Green Bay Packers Ryan Grant runs the ball in to score against the Pittsburgh Steelers in the fourth quarter of their NFL football game in Pittsburgh, Pennsylvania, December 20, 2009. REUTERS/ Jason Cohn

A matchup of the Pittsburgh Steelers and the Green Bay Packers in the NFL’s big game on February 6 would be a good sign — U.S. market returns top 20 percent annually when either team plays, according to a tongue-in-cheek analysis by Capital IQ, a unit of Standard & Poor’s.

“The potentially winning combination for the markets would be a Pittsburgh Steelers and Green Bay Packers face-off,” Capital IQ said.

The average annual return for the S&P 500 index when the final game includes the Steelers, who often play in black and gold, is 25 percent, and an even better 26 percent when they win, according to the study.

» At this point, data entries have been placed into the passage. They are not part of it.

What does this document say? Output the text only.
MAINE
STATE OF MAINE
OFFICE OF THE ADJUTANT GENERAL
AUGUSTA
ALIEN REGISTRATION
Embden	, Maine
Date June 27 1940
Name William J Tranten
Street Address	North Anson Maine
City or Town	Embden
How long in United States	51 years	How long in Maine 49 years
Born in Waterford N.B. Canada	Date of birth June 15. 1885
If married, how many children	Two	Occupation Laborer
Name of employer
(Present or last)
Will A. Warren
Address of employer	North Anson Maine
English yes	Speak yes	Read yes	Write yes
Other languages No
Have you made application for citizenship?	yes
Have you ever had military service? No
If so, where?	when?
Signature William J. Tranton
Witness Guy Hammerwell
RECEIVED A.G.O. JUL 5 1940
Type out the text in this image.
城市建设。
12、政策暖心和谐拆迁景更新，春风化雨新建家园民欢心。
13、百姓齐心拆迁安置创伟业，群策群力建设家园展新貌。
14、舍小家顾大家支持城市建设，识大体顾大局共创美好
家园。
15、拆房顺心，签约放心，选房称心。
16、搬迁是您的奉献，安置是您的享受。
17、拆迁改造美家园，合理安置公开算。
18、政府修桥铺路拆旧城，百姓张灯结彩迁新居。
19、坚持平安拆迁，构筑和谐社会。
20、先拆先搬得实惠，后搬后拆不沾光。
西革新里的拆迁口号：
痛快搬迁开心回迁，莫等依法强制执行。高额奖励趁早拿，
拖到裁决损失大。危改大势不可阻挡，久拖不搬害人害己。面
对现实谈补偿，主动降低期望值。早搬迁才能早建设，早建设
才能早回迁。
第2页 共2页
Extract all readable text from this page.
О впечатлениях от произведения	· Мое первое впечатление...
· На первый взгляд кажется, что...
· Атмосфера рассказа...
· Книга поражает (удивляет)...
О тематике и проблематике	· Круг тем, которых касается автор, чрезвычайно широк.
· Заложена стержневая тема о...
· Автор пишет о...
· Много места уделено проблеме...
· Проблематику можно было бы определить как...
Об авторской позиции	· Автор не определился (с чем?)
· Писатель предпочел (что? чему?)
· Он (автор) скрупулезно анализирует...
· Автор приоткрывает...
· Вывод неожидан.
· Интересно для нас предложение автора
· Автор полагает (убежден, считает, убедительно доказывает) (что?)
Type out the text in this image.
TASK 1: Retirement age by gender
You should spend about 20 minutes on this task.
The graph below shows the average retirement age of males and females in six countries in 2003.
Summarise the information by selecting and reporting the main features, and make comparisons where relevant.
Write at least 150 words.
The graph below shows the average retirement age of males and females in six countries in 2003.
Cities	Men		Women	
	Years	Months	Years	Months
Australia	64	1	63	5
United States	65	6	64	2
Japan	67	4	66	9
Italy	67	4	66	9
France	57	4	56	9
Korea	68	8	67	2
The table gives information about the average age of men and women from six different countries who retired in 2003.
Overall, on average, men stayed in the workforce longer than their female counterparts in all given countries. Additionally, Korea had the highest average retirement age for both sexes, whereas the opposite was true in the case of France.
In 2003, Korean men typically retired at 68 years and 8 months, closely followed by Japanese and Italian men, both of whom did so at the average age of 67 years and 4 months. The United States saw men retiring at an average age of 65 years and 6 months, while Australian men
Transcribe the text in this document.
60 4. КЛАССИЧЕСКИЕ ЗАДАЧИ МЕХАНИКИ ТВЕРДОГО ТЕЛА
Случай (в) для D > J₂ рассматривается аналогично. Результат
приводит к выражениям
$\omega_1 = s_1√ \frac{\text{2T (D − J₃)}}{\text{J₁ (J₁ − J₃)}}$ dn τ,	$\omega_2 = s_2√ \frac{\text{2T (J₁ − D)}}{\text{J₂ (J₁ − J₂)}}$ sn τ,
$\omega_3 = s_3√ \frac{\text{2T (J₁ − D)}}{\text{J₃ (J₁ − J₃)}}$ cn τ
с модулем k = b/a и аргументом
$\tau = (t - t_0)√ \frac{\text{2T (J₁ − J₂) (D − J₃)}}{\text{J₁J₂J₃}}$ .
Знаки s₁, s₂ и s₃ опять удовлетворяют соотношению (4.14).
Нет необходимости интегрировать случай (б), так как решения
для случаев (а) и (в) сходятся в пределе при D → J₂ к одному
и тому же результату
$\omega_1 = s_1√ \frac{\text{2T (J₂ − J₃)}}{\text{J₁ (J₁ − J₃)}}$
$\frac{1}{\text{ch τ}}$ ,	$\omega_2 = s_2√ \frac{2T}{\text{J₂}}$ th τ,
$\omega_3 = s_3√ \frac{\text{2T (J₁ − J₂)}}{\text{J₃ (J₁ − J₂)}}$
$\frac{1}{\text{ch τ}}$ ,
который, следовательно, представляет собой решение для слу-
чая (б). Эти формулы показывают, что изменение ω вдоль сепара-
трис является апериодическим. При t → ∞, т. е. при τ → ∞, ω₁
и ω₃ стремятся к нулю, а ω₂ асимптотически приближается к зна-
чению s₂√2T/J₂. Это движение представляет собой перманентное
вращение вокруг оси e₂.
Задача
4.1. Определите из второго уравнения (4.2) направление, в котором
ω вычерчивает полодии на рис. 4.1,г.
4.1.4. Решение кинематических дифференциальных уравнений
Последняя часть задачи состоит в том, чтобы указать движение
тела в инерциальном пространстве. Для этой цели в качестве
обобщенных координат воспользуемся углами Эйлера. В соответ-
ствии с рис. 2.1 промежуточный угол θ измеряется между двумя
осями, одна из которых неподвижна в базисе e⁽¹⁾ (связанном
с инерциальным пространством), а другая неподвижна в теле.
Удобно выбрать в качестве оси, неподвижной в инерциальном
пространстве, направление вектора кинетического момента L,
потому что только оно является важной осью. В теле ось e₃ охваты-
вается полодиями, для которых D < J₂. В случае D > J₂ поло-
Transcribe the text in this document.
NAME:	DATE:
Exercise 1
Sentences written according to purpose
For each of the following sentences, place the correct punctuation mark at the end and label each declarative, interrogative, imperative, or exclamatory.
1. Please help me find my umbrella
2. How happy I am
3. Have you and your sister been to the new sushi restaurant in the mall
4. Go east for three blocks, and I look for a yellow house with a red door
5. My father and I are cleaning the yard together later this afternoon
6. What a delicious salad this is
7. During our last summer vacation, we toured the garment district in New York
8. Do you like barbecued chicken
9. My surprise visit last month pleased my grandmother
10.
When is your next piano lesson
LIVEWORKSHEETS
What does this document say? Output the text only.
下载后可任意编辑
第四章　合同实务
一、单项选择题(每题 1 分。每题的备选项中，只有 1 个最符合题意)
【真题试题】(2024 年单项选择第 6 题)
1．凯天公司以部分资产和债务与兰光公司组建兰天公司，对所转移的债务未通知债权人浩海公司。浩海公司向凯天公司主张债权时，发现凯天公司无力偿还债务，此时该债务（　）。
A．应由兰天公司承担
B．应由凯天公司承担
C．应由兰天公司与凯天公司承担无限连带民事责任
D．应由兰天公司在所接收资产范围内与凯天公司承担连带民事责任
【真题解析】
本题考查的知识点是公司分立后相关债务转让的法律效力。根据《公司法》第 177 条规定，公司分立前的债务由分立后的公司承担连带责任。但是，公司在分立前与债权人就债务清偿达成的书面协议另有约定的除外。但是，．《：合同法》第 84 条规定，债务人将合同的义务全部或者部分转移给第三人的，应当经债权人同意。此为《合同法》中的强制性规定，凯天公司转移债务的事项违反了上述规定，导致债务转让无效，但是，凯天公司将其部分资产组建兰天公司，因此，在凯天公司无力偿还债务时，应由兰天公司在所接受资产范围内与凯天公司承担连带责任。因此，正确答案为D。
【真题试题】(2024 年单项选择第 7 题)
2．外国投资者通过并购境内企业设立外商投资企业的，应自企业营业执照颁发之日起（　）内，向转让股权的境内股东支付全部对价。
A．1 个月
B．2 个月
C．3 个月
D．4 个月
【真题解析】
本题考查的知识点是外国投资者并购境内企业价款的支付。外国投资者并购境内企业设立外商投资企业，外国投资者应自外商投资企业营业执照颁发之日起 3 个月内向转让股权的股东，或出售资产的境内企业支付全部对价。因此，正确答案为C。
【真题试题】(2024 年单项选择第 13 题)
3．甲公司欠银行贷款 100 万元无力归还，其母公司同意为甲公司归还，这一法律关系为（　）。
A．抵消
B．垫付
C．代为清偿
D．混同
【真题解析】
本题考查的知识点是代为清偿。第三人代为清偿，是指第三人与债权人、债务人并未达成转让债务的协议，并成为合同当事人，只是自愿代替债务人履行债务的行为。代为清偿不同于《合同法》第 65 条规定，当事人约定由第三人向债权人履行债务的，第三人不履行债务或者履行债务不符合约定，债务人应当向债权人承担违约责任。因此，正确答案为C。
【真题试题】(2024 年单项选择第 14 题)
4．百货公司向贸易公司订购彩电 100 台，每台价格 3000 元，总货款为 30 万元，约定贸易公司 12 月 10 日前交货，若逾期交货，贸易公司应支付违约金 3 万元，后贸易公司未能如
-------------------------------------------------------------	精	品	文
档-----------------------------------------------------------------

Separately, the average return when the Super Bowl involves the Packers, whose fans often wear hats made to look like big blocks of cheese to celebrate Wisconsin’s dairy heritage, is 24 percent, the study said.

The markets don’t show as healthy a gain for the Chicago Bears, who will play the Packers in the NFC championship game this weekend. The market rose by about 19 percent when the team won its Super Bowl in 1986 and was up 5.5 percent after a loss in 2007, Capital IQ said.

The New York Jets, who will play the Steelers in the AFC finals this weekend, are just plain bad news as the S&P 500 fell 8 percent in 1969, according to the study.

Another bad sign is the location of the game in Dallas, as Super Bowls played in Texas average an 8 percent decline, Capital IQ said. That is the worst performance of the eight states that have hosted the NFL’s final game.

Domed stadiums, like the site of this year’s game, result in an average decline of 3 percent, the study said.

Of course, sports data can often be parsed in ways that are positive. Each of the final four teams has won the Super Bowl at least once and the average market return after a past winner is victorious again is 13 percent, the study said.

Last year’s Super Bowl, where the NFC’s New Orleans Saints defeated the Indianapolis Colts, drew a record 106.5 million American TV viewers, topping the 1983 finale of the comedy “M*A*S*H,” which drew 106 million.

While traders may take sides on Super Bowl Sunday, Capital IQ is careful not to, stating in its disclaimer that the study is not intended as a basis for investment decisions and does not represent an endorsement of any particular team.